Despite heightened market anxiety and economic headwinds, two stocks—Figma and Upstart—stand out for investors seeking long-term growth powered by AI innovation and resilient business models.
Markets are on edge. November’s slump—the first down month since April—has left investors rattled. The CBOE Volatility Index, a barometer for fear, recently hit its highest level in six months, and leading voices from companies like Walmart and Target point to persistent pressures in consumer spending and confidence. Despite these storm clouds, select opportunities have emerged for determined investors ready to capitalize on the next phase of tech-driven transformation.
Against this challenging backdrop, Figma and Upstart have seen their share prices under pressure. Yet, beneath the volatility, both companies’ fundamentals and AI-driven product strategies set them apart as compelling buys for the next decade.
The Case for Figma: AI Innovation Bolsters Growth Potential
Figma (NYSE: FIG), a leader in collaborative UI/UX design software, epitomizes rapid growth and high investor expectations. After its much-anticipated IPO at $33 per share, the stock soared fourfold, propelled in part by Adobe’s historic $20 billion acquisition attempt—stymied by regulators but serving as a powerful endorsement of Figma’s value proposition.
While that initial momentum faded and shares retreated to near IPO levels, Figma’s business fundamentals have only strengthened. In the most recent quarter, revenue surged 38% year over year to $274.2 million, with an adjusted operating profit of $34 million. The backdrop: an industry-wide rush to harness artificial intelligence for competitive advantage.
Figma isn’t just experimenting with AI—it’s deploying advanced tools like Figma Weave (powered by its Weavy acquisition) for generative design across images, videos, and animations, alongside Figma Make’s new suite for web and app creation. These moves position Figma squarely at the forefront of the coming AI-enabled software wave.
Despite the tumult, Figma now trades at a price-to-sales (P/S) ratio of 17—a fair multiple considering its growth trajectory and that Adobe was willing to pay a premium. Figma’s strategic AI investments and recurring revenues give investors a margin of safety and the prospect of outperformance in the years ahead.
Upstart: AI-Powered Lending Defies Weak Consumer Data
Upstart (NASDAQ: UPST), meanwhile, stands out amidst the battered fintech sector. The company leverages artificial intelligence to both originate and underwrite loans—an edge that sets it apart as rising credit risks challenge traditional lenders and digital disruptors alike.
Recently, macro pressures have weighed on Upstart’s valuation, reflecting market anxiety over increased delinquencies and a decline in discretionary consumer activity. Yet, Upstart’s loan origination platform remained robust in Q3, with volume up a staggering 128% to 428,056 loans quarter over quarter. Revenue leapt 71% to $277 million, while the company achieved GAAP profitability at $31.8 million (or $0.23 per share).

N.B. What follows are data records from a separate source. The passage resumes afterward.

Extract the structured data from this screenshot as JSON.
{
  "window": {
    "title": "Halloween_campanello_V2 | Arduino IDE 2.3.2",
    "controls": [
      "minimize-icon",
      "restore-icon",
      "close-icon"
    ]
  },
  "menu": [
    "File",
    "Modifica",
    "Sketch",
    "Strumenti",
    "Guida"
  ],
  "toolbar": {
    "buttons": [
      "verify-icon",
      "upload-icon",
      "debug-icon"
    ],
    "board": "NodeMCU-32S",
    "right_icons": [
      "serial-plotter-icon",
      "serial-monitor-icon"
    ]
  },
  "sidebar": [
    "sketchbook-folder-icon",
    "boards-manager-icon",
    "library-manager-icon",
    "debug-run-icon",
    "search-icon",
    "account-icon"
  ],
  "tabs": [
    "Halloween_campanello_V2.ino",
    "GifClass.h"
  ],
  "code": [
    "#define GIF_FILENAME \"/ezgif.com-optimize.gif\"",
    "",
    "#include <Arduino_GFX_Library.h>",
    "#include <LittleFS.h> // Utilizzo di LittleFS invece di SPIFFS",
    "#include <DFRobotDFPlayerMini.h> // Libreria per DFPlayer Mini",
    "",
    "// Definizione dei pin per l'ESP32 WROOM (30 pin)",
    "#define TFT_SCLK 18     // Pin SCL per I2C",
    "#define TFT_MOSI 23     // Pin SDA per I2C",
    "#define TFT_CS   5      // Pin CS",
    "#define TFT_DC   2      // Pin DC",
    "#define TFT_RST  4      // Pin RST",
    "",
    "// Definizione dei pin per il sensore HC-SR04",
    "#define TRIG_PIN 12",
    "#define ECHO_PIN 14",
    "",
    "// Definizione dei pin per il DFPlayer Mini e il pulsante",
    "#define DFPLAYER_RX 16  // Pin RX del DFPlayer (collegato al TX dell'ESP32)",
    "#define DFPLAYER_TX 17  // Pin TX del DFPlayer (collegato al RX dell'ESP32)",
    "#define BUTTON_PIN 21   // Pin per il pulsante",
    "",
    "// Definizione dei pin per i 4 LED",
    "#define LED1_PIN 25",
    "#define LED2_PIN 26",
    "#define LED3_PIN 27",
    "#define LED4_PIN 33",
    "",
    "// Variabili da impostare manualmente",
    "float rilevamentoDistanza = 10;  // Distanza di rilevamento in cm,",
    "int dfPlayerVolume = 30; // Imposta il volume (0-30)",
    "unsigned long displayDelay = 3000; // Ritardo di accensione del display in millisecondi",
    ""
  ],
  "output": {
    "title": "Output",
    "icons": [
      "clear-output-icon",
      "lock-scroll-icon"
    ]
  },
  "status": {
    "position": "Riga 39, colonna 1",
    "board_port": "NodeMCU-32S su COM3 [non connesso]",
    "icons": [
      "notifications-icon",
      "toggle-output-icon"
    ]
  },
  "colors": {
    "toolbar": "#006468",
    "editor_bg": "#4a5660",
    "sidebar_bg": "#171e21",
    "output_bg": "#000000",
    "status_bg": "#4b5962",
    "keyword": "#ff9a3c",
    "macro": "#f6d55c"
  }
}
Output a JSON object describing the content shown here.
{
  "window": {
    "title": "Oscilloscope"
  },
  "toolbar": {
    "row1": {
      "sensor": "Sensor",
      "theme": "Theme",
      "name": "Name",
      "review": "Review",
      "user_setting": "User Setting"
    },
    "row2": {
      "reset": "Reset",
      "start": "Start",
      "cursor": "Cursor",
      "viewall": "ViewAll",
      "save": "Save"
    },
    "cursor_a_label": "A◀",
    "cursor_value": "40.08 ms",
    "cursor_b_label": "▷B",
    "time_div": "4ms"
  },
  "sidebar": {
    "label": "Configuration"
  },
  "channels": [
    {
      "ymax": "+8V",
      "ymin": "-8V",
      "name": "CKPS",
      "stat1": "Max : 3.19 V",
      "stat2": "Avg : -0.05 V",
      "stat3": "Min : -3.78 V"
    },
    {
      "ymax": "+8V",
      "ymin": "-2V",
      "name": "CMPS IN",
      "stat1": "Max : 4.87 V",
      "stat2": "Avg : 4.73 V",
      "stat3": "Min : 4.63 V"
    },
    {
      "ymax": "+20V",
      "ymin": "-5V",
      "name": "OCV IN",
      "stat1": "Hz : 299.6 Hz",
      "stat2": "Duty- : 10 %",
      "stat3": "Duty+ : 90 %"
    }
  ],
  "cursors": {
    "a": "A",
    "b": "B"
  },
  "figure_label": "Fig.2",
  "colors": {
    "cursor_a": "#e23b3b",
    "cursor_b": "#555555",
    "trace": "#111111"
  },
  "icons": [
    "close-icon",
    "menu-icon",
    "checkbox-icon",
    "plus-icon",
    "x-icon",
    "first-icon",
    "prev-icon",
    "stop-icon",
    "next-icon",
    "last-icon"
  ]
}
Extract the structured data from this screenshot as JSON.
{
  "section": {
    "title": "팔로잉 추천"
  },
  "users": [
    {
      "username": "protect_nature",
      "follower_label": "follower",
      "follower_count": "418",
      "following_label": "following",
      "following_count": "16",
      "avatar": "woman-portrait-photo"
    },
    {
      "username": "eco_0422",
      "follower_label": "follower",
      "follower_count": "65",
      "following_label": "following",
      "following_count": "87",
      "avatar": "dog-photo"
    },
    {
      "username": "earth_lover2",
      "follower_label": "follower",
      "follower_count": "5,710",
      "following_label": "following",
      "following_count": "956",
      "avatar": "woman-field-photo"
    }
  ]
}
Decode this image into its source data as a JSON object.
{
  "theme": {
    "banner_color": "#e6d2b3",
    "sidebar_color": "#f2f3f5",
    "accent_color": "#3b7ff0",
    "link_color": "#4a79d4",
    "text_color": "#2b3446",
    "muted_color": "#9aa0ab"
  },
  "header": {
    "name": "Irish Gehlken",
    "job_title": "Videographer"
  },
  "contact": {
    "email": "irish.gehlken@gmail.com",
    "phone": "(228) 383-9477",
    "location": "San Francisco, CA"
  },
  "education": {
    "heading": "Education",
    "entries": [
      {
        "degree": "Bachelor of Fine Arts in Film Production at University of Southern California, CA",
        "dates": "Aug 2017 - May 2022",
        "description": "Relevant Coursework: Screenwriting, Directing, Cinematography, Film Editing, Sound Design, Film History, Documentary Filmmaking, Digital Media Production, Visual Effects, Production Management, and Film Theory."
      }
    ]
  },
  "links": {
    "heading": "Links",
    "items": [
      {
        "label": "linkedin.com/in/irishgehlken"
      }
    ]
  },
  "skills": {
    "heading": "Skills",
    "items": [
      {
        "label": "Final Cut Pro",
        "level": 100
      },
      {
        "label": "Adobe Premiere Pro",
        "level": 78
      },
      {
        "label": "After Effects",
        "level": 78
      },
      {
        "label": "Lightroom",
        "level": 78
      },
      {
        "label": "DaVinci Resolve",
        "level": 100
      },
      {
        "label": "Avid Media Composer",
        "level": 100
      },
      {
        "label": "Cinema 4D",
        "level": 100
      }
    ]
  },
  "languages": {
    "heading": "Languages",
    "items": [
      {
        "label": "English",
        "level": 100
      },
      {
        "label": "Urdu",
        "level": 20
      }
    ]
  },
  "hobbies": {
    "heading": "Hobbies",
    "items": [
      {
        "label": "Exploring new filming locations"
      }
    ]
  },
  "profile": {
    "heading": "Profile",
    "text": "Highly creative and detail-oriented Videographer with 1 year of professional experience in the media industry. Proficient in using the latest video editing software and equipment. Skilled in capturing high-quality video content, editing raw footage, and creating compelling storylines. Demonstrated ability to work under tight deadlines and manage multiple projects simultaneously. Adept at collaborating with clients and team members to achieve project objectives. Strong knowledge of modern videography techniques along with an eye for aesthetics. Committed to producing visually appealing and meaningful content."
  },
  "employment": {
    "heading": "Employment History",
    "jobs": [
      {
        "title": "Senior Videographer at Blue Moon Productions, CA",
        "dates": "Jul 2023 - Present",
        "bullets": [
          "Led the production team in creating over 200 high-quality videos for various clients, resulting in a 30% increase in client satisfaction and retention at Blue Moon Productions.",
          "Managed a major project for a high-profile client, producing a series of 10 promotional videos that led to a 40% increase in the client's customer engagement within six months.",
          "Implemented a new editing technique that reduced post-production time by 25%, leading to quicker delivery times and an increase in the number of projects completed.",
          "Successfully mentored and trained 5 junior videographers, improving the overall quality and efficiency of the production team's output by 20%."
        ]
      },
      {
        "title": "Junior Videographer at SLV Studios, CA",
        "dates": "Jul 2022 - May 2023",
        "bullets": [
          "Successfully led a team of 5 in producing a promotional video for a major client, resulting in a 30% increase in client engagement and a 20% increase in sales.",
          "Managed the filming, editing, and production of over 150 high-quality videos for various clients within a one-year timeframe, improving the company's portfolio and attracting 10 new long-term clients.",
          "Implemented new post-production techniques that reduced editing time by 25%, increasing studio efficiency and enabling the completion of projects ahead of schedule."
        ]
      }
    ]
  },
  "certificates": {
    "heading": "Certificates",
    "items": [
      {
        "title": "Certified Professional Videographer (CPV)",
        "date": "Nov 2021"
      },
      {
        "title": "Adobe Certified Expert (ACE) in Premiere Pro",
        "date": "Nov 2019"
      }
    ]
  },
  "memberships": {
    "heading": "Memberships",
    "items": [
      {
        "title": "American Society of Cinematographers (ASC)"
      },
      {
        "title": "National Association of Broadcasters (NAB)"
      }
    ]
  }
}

Mainstream concerns persist about potential headwinds, especially as management adopted a more conservative risk model for Q4. However, this disciplined approach positions Upstart for sustainable performance in turbulent markets. With a trailing price-to-earnings (P/E) ratio of 28 and significant runway left in the massive auto and home loan segments, any cyclical weakness presents a strategic entry point for patient investors.
Why These AI Disruptors Matter Now
What links Figma and Upstart is more than just recent stock weakness—they are at the heart of two megatrends: the AI transformation of our digital interfaces and the restructuring of consumer finance. Both companies have proven their ability to adapt and innovate, maintaining rapid revenue growth and resilient market share amid sector turbulence.
- Figma: Leveraging AI for creative productivity, boasting consistently high double-digit growth, and benefiting from a subscription-based, sticky revenue model.
- Upstart: Establishing itself as a next-generation lender with AI-driven risk modeling and expanding reach across key consumer loan markets.
While macroeconomic uncertainty means volatility is likely to persist, investors with long-term conviction in technology’s role in reshaping industries will find rare bargains as pessimism dominates headlines.
Considerations and Risk Management for Investors
No growth stock is without risk. Both Figma and Upstart face potential challenges:
- Figma must continue to outpace competitors and realize sustained demand for AI-powered design tools.
- Upstart’s model will be stress-tested if consumer credit conditions worsen further, though its AI may provide a defensive moat relative to peers.
For long-term investors, both stocks are fundamentally undervalued, offering asymmetric upside with disciplined position sizing and ongoing due diligence.
The Takeaway: Opportunity Favors the Patient Investor
The current market shakeout is rewarding those willing to look beyond headlines and analyze true business fundamentals. Now is an opportune time to initiate or add to positions in Figma and Upstart, with the expectation that AI-led growth and operational execution will ultimately be recognized by Wall Street. Investors who act early could benefit as these secular trends play out and sentiment shifts.